Su principal reivindicación es un centro de salud con personal técnico, enfermeros, por ejemplo, que puedan socorrer pequeñas urgencias y atender los primeros auxilios. También piden saneamiento y una escuela para los niños, porque los pequeños salen de casa a las seis y media de la mañana y vuelven a las siete o las ocho de la noche. “Y necesitamos que se construya un puente de cemento, porque siempre que hay crecidas, el río se lleva el puente de madera, y nos quedamos aislados durante meses”, añade. “Hay muchas promesas que no se cumplen, pero no perdemos la esperanza. Hemos sufrido demasiado y ahora, al menos, tenemos cierta seguridad jurídica”, apunta.

“Aun así, los hacendados no respetan la titulación, entran en nuestro territorio, invaden las huertas y contaminan el río –denuncia Dalva–. En todo el Estado hay un problema grande de compra y venta de tierras, conflictos, amenazas…”.

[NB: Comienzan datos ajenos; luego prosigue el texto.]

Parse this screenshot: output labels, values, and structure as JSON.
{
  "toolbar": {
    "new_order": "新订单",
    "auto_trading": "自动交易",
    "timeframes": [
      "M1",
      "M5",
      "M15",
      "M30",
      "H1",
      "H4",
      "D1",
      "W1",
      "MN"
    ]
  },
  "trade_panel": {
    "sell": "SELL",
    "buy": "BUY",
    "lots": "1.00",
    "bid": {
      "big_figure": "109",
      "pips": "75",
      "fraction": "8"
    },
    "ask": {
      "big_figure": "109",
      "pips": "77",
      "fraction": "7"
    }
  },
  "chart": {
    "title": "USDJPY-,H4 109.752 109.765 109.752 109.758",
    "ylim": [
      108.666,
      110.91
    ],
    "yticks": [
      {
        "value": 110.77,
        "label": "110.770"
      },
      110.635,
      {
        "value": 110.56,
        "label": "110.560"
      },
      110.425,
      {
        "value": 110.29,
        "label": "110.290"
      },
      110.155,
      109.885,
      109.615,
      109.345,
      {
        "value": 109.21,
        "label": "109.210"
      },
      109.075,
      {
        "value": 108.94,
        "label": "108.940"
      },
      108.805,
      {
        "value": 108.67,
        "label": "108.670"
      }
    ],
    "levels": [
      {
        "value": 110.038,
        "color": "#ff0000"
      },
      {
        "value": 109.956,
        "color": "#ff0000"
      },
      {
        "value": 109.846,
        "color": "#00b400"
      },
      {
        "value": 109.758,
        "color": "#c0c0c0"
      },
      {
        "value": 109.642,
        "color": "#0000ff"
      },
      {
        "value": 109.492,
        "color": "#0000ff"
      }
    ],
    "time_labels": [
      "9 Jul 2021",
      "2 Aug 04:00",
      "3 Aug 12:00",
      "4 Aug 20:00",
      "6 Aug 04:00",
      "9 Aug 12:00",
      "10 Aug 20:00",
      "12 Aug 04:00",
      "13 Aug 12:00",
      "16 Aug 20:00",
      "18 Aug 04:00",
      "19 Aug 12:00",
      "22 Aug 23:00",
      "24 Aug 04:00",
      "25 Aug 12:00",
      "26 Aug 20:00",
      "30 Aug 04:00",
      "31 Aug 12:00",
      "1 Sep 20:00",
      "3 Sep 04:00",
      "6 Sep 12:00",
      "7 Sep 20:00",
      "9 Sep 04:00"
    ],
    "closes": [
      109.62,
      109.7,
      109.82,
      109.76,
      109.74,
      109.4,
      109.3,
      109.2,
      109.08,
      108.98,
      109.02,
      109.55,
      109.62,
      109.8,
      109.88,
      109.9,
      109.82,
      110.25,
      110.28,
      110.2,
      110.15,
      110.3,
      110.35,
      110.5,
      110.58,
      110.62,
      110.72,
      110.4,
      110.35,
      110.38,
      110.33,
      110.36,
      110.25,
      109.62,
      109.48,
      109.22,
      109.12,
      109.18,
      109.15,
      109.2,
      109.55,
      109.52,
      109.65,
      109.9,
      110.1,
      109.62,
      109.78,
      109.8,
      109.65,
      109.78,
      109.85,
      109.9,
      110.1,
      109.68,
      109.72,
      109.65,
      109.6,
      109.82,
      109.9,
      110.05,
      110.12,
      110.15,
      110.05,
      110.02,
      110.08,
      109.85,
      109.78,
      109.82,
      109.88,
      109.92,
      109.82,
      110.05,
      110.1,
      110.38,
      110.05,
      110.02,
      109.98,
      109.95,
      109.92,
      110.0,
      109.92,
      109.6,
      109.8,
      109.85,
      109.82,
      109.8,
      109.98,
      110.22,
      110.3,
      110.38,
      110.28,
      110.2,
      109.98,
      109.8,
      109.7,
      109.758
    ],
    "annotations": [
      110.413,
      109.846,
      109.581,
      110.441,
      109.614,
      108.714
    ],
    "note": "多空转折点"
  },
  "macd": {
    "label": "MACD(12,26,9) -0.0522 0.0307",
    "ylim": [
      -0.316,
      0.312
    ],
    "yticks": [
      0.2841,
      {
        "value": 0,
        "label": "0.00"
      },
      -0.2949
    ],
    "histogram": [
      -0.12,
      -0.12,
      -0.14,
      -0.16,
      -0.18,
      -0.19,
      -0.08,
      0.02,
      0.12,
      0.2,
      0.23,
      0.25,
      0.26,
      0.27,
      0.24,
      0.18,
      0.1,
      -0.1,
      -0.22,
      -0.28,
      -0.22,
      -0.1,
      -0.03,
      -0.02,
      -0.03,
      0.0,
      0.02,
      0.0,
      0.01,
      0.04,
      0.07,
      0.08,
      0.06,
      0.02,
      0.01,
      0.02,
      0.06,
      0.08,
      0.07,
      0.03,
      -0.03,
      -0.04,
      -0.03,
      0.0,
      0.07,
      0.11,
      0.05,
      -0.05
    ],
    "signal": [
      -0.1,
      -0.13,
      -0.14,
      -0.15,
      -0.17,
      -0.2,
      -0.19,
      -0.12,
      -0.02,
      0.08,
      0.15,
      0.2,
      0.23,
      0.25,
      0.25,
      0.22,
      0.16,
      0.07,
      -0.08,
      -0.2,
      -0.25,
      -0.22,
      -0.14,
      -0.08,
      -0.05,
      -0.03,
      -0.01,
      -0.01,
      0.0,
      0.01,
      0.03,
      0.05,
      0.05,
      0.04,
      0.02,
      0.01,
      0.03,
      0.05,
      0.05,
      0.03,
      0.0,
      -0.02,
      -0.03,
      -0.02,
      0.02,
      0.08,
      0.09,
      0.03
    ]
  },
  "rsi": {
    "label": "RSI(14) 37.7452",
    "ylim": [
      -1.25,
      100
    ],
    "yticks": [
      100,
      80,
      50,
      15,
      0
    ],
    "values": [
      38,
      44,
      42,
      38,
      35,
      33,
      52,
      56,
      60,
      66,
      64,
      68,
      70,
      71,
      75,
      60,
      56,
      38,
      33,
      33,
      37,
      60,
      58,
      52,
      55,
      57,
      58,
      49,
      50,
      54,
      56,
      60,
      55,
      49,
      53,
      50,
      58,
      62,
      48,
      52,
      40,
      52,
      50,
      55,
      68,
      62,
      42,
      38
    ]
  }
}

Dalva reconoce que, aunque no ha sido amenazada directamente, siempre “existe ese miedo”. “Mi hermano, que fue presidente de la asociación durante diez años, fue amenazado de muerte, y yo soy consciente de que quien defiende los derechos humanos, pone su vida en riesgo. Mi mamá, que fue esclavizada, nos da mucho ánimo. Ella dice que tenemos que tener coraje, fe y esperanza. Con Dios, dignidad y coraje, seguiremos luchando, no solo por los quilombolas, también por los indígenas y ribereños de la Amazonía”.